The BBC & PBS Release First Look at 'Walking With Dinosaurs'
Those old enough to remember the last century may recall 1999's Walking with Dinosaurs and the controversy surrounding its release. An early instance of using what was at the time state-of-the-art computerized graphic images (CGI) to illustrate scientific discoveries, Walking with Dinosaurs was derided as trash and the first step by the BBC and U.S. broadcaster/co-producer Discovery away from their missions as factually based networks. (Though the network changed its name from The Discovery Channel to Discovery in 1995, it was still the home of science-and-nature-focused programming, having not yet gotten into red-state-coded reality fare.) Despite massive ratings, three Emmys, two BAFTAs, and a Peabody, critics viewed the series as somehow unwholesome; the BBC and Discovery betraying science and real-world-based archeology for sensational CGI dinosaurs like this were Jurassic Park, precisely the sort of programming PBS would never stoop to broadcast.
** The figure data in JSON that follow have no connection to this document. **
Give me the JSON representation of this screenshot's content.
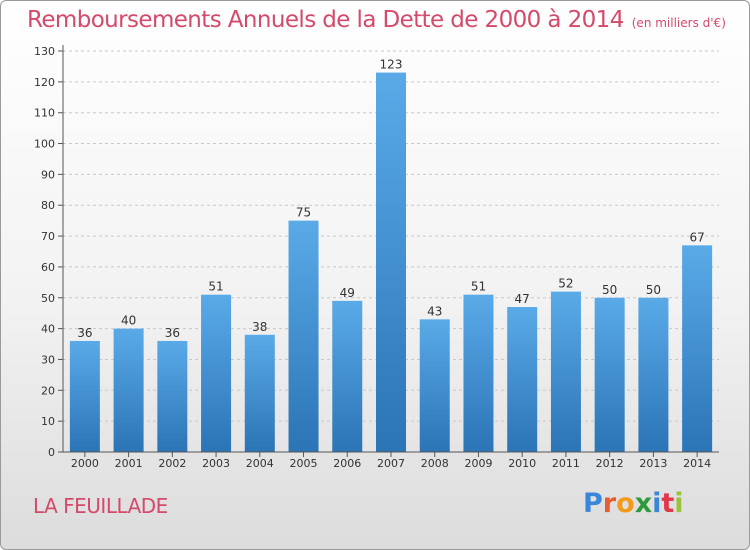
{
  "title": {
    "main": "Remboursements Annuels de la Dette de 2000 à 2014",
    "unit": "(en milliers d'€)"
  },
  "place": "LA FEUILLADE",
  "logo": {
    "letters": [
      "P",
      "r",
      "o",
      "x",
      "i",
      "t",
      "i"
    ]
  },
  "colors": {
    "bar_top": "#5aaae8",
    "bar_bottom": "#2b74b6",
    "title": "#d44a6a"
  },
  "chart_data": {
    "type": "bar",
    "categories": [
      "2000",
      "2001",
      "2002",
      "2003",
      "2004",
      "2005",
      "2006",
      "2007",
      "2008",
      "2009",
      "2010",
      "2011",
      "2012",
      "2013",
      "2014"
    ],
    "values": [
      36,
      40,
      36,
      51,
      38,
      75,
      49,
      123,
      43,
      51,
      47,
      52,
      50,
      50,
      67
    ],
    "title": "Remboursements Annuels de la Dette de 2000 à 2014",
    "ylim": [
      0,
      130
    ],
    "yticks": [
      0,
      10,
      20,
      30,
      40,
      50,
      60,
      70,
      80,
      90,
      100,
      110,
      120,
      130
    ],
    "grid": true,
    "data_labels": true
  }
}
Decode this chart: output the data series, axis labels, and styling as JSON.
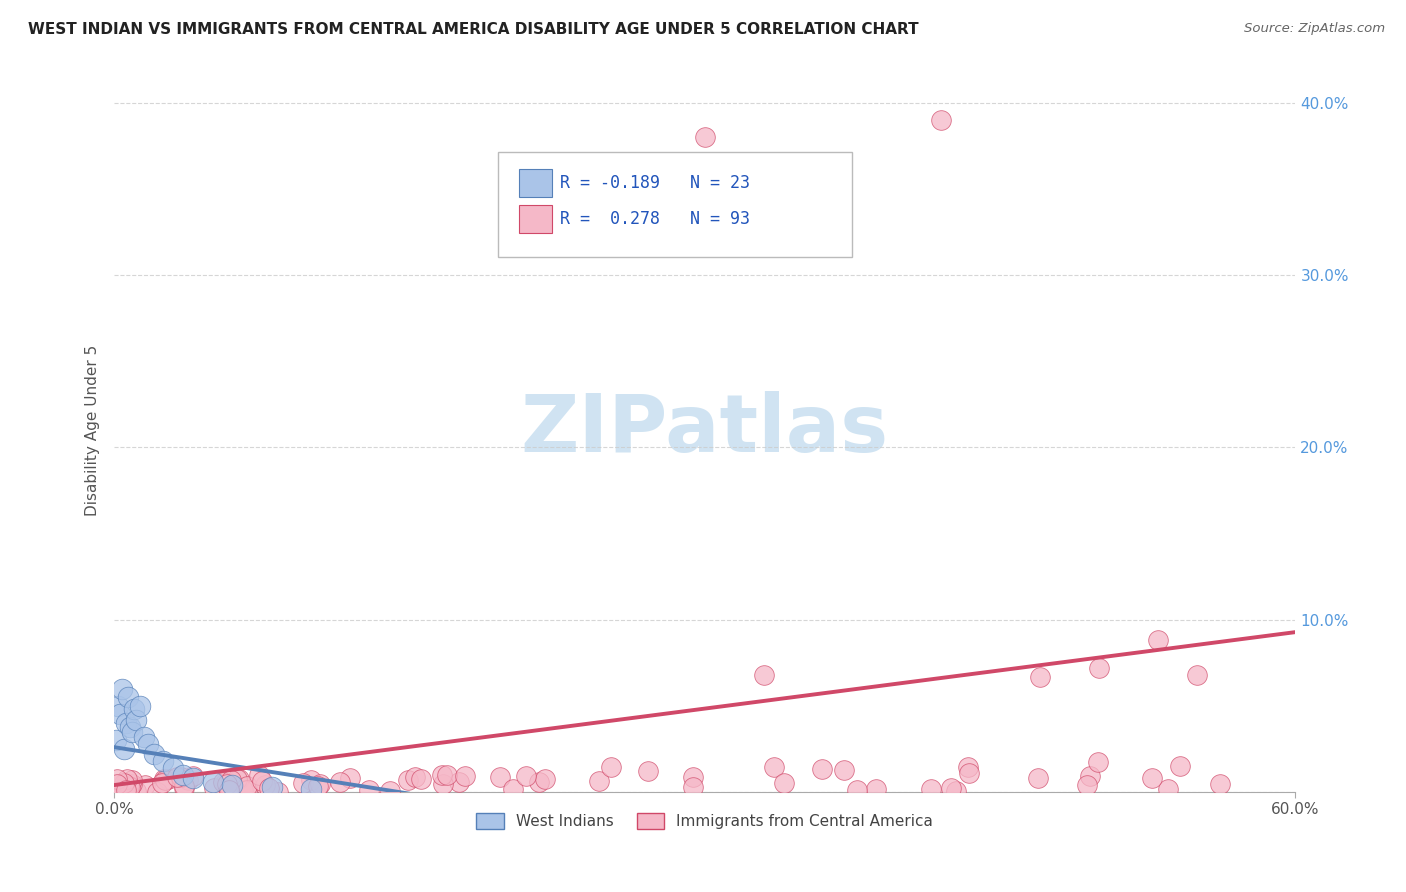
{
  "title": "WEST INDIAN VS IMMIGRANTS FROM CENTRAL AMERICA DISABILITY AGE UNDER 5 CORRELATION CHART",
  "source": "Source: ZipAtlas.com",
  "ylabel": "Disability Age Under 5",
  "legend1_label": "West Indians",
  "legend2_label": "Immigrants from Central America",
  "r1": -0.189,
  "n1": 23,
  "r2": 0.278,
  "n2": 93,
  "color_blue": "#aac4e8",
  "color_pink": "#f5b8c8",
  "color_blue_line": "#5580b8",
  "color_pink_line": "#d04868",
  "watermark_color": "#c8dff0",
  "xlim": [
    0,
    0.6
  ],
  "ylim": [
    0,
    0.42
  ],
  "yticks": [
    0.0,
    0.1,
    0.2,
    0.3,
    0.4
  ],
  "ytick_labels": [
    "",
    "10.0%",
    "20.0%",
    "30.0%",
    "40.0%"
  ],
  "xtick_left_label": "0.0%",
  "xtick_right_label": "60.0%"
}
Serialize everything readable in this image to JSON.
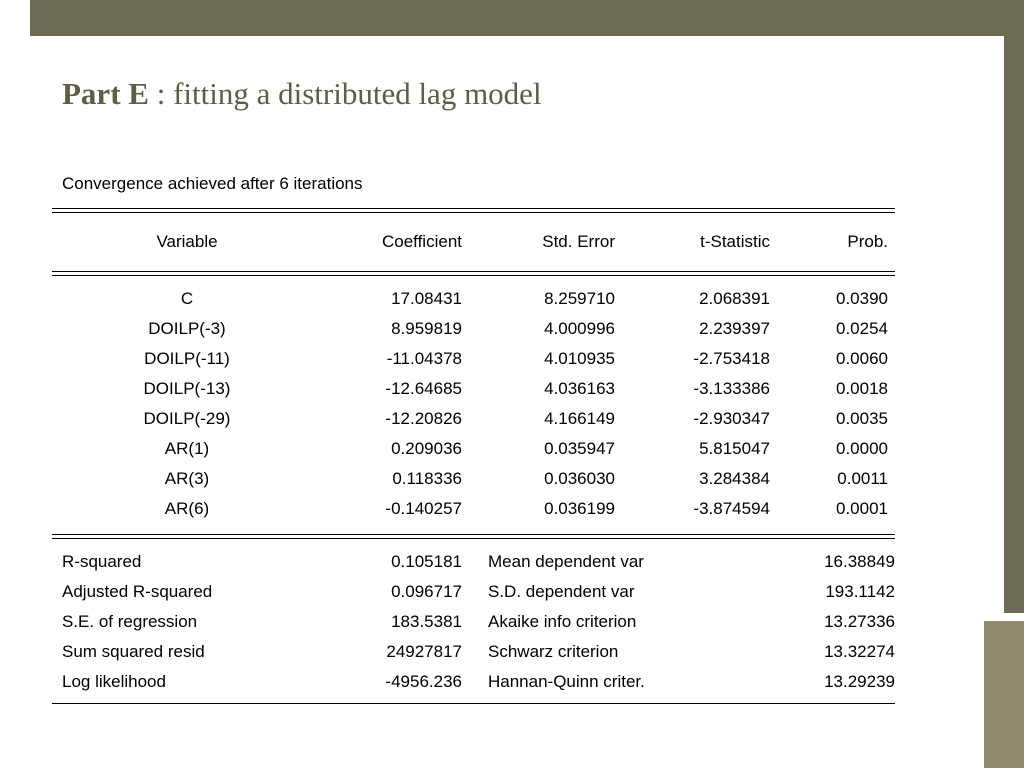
{
  "slide": {
    "title_bold": "Part E",
    "title_rest": " : fitting a distributed lag model"
  },
  "colors": {
    "template_dark_olive": "#6d6b54",
    "template_light_olive": "#8e8b6d",
    "title_text": "#5f5d45",
    "table_text": "#000000",
    "background": "#ffffff"
  },
  "output": {
    "status_line": "Convergence achieved after 6 iterations",
    "columns": [
      "Variable",
      "Coefficient",
      "Std. Error",
      "t-Statistic",
      "Prob."
    ],
    "rows": [
      [
        "C",
        "17.08431",
        "8.259710",
        "2.068391",
        "0.0390"
      ],
      [
        "DOILP(-3)",
        "8.959819",
        "4.000996",
        "2.239397",
        "0.0254"
      ],
      [
        "DOILP(-11)",
        "-11.04378",
        "4.010935",
        "-2.753418",
        "0.0060"
      ],
      [
        "DOILP(-13)",
        "-12.64685",
        "4.036163",
        "-3.133386",
        "0.0018"
      ],
      [
        "DOILP(-29)",
        "-12.20826",
        "4.166149",
        "-2.930347",
        "0.0035"
      ],
      [
        "AR(1)",
        "0.209036",
        "0.035947",
        "5.815047",
        "0.0000"
      ],
      [
        "AR(3)",
        "0.118336",
        "0.036030",
        "3.284384",
        "0.0011"
      ],
      [
        "AR(6)",
        "-0.140257",
        "0.036199",
        "-3.874594",
        "0.0001"
      ]
    ],
    "summary": [
      {
        "left_label": "R-squared",
        "left_value": "0.105181",
        "right_label": "Mean dependent var",
        "right_value": "16.38849"
      },
      {
        "left_label": "Adjusted R-squared",
        "left_value": "0.096717",
        "right_label": "S.D. dependent var",
        "right_value": "193.1142"
      },
      {
        "left_label": "S.E. of regression",
        "left_value": "183.5381",
        "right_label": "Akaike info criterion",
        "right_value": "13.27336"
      },
      {
        "left_label": "Sum squared resid",
        "left_value": "24927817",
        "right_label": "Schwarz criterion",
        "right_value": "13.32274"
      },
      {
        "left_label": "Log likelihood",
        "left_value": "-4956.236",
        "right_label": "Hannan-Quinn criter.",
        "right_value": "13.29239"
      }
    ]
  }
}
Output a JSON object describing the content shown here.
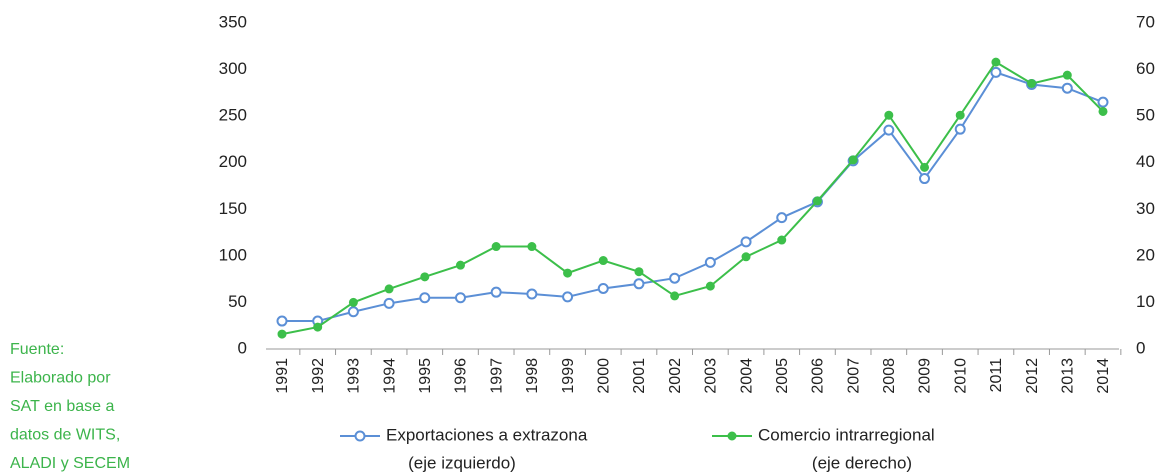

It's a quaint reminder of how much our TV landscape has changed in the last quarter century; nowadays, Discovery has no interest in co-producing something with actual science behind it. (Considering the company handed the entire DIY Network to the fundamentalist Christian couple, Chip and Joanna Gains, to remake in their own image, one assumes there are concerns in declaring dinosaurs "real.") Meanwhile, PBS is all over being part of the show's revival, with both Germany and France's public broadcasters boarding it as well.
The first images from the series are now out, and CGI has come a long way since the 1990s. So has dinosaur research, with the first images including a family of Pachyrhinosaurus lakustai, one of three known species of Pachyrhinosaurus. They kinda look like Triceratops and are plant-eaters with a thick slab of keratin-covered bone over their nose, known as a boss. The other is the Albertosaurus, a small but deadly feathered relative of T. Rex; feathered dinosaurs have only been confirmed since 2000, as science found preserved fossil evidence of feathers gracing related species.